Décès d’Angus Beaulieu, légende du violon aux Territoires du Nord-Ouest

Angus Beaulieu avait un incroyable répertoire d’histoires sur la musique et sur les Territoires du Nord-Ouest. (Radio-Canada/Juanita Taylor)

Le violoneux Angus Beaulieu, de Fort Resolution, aux Territoires du Nord-Ouest, est décédé le 10 février à l’âge de 89 ans. Il laisse derrière lui un riche héritage musical qui s’étend sur plusieurs décennies et qui a influencé plusieurs générations de violoneux aux Territoires du Nord-Ouest.

Le musicien métis a été emporté par un cancer, selon son neveu, Tom Beaulieu.

«C’était très paisible. Il s’est endormi et est resté endormi jusqu’à son dernier souffle […] Il n’a pas semblé être en douleur», dit-il.

Angus avait reçu un diagnostic de cancer en 2022. Il aurait célébré son 90e anniversaire en août. Il laisse dans le deuil sa femme Dorothy et toute une communauté d’amateurs de musique qui l’a suivi pendant sa carrière de plus de 70 ans.

Dans une entrevue en 2001, menée par le Musée virtuel sur l’histoire et la culture métisse, Angus Beaulieu raconte qu’il a commencé à jouer du violon vers l’âge de 13 ans, en utilisant le violon que son grand-père, qui l’a élevé, gardait pour les musiciens en visite.

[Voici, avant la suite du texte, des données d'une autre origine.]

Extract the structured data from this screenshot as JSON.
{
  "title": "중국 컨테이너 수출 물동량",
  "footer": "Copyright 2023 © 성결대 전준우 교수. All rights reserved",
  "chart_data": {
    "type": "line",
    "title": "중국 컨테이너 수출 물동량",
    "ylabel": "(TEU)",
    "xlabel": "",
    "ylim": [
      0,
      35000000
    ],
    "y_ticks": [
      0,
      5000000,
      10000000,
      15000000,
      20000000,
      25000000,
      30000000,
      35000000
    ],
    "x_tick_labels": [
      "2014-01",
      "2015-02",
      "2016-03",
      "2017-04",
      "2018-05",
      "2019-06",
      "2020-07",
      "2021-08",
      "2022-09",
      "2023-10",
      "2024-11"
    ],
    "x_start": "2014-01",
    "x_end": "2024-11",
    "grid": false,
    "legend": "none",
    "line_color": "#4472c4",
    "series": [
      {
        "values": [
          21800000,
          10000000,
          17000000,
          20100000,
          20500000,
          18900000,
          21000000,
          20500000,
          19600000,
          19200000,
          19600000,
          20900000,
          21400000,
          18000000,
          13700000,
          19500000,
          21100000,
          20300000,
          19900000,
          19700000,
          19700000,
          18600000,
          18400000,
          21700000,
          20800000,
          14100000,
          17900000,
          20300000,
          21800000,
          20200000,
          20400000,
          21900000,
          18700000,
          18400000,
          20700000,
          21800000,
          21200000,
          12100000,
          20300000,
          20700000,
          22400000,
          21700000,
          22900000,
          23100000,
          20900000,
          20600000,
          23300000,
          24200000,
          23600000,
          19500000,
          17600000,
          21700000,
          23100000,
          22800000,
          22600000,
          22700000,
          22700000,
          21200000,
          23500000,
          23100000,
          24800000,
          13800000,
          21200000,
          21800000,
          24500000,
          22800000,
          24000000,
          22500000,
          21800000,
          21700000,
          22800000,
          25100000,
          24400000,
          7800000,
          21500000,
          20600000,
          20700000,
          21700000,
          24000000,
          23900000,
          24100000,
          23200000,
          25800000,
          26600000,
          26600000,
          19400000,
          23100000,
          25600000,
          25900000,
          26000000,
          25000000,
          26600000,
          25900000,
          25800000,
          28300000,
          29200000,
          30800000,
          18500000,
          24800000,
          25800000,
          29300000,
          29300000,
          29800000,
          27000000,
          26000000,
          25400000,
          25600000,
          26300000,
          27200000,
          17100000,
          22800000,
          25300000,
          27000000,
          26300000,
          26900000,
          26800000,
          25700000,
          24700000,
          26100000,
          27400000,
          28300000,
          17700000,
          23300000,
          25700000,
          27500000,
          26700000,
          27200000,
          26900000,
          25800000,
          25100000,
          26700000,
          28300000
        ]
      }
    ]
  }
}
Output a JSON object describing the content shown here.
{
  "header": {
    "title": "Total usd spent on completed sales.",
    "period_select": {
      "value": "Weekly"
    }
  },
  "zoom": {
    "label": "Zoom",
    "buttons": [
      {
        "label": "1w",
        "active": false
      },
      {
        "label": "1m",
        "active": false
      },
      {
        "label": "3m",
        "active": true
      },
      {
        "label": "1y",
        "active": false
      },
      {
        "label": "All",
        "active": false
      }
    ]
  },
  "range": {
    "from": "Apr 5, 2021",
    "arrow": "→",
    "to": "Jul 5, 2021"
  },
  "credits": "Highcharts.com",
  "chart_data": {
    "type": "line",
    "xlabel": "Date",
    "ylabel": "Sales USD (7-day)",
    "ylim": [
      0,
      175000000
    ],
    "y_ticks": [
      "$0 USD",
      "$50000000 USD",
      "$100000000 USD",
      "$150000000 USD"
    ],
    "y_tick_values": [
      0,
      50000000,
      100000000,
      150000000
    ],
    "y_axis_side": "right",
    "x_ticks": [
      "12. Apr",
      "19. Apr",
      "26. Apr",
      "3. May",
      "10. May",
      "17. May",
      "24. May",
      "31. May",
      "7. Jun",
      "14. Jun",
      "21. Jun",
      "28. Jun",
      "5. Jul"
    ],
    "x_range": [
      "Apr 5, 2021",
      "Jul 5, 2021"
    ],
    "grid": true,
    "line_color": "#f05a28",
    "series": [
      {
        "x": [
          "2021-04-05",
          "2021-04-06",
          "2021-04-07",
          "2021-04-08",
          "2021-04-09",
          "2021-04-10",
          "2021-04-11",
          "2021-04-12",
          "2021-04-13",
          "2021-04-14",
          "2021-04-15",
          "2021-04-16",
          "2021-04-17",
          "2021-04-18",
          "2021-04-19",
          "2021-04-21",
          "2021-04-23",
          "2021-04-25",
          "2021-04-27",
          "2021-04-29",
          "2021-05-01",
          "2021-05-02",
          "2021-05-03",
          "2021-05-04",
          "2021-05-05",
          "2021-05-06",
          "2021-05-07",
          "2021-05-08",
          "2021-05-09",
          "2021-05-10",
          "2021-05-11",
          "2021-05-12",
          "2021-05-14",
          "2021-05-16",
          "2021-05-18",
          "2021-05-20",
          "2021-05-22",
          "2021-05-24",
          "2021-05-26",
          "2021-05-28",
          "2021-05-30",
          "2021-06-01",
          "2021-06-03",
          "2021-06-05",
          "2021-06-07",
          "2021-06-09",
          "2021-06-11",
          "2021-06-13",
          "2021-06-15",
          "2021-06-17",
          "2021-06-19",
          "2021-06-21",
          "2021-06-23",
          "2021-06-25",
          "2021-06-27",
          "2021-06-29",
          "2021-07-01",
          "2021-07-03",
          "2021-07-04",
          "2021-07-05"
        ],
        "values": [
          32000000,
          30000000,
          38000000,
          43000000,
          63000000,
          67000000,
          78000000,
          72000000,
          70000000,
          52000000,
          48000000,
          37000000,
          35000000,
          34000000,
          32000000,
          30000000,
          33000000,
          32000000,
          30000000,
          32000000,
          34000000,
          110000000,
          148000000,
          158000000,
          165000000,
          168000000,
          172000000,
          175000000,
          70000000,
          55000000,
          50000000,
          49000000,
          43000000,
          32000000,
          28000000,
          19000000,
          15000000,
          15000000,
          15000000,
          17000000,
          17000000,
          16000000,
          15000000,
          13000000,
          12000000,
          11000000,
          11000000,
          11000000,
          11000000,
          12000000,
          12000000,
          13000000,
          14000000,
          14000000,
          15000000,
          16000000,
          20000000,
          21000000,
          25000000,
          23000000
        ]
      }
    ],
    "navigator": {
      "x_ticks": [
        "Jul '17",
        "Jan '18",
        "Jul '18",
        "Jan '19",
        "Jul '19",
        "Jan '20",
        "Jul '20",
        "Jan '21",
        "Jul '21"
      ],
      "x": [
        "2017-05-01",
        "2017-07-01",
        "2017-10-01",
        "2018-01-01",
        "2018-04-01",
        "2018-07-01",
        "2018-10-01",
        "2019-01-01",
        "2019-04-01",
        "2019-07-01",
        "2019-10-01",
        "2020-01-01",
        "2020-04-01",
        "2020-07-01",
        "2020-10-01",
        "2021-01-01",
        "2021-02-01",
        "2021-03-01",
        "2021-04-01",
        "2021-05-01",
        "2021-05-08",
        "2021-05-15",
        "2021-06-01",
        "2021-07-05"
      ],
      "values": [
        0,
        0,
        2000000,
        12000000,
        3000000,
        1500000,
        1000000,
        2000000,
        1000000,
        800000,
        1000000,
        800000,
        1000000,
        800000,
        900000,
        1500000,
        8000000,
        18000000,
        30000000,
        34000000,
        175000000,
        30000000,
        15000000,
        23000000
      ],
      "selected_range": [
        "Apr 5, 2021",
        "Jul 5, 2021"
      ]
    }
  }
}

Autodidacte, il a appris ses premiers morceaux en écoutant d’autres violoneux lors des danses carrées organisées dans les chaumières de la communauté.

Il s’est procuré son premier violon à 17 ans au magasin de la Baie d’Hudson pour 15 $, une somme amassée en trappant avec son grand-père.

Sa carrière a été maintes fois récompensée. Il a parcouru une grande partie du territoire pour faire entendre son style musical, le genre métis, en solo ou avec son groupe, les Natives Cousins. Dans les dernières années de sa vie, il a continué à jouer dans son salon, en présence de sa femme Dorothy.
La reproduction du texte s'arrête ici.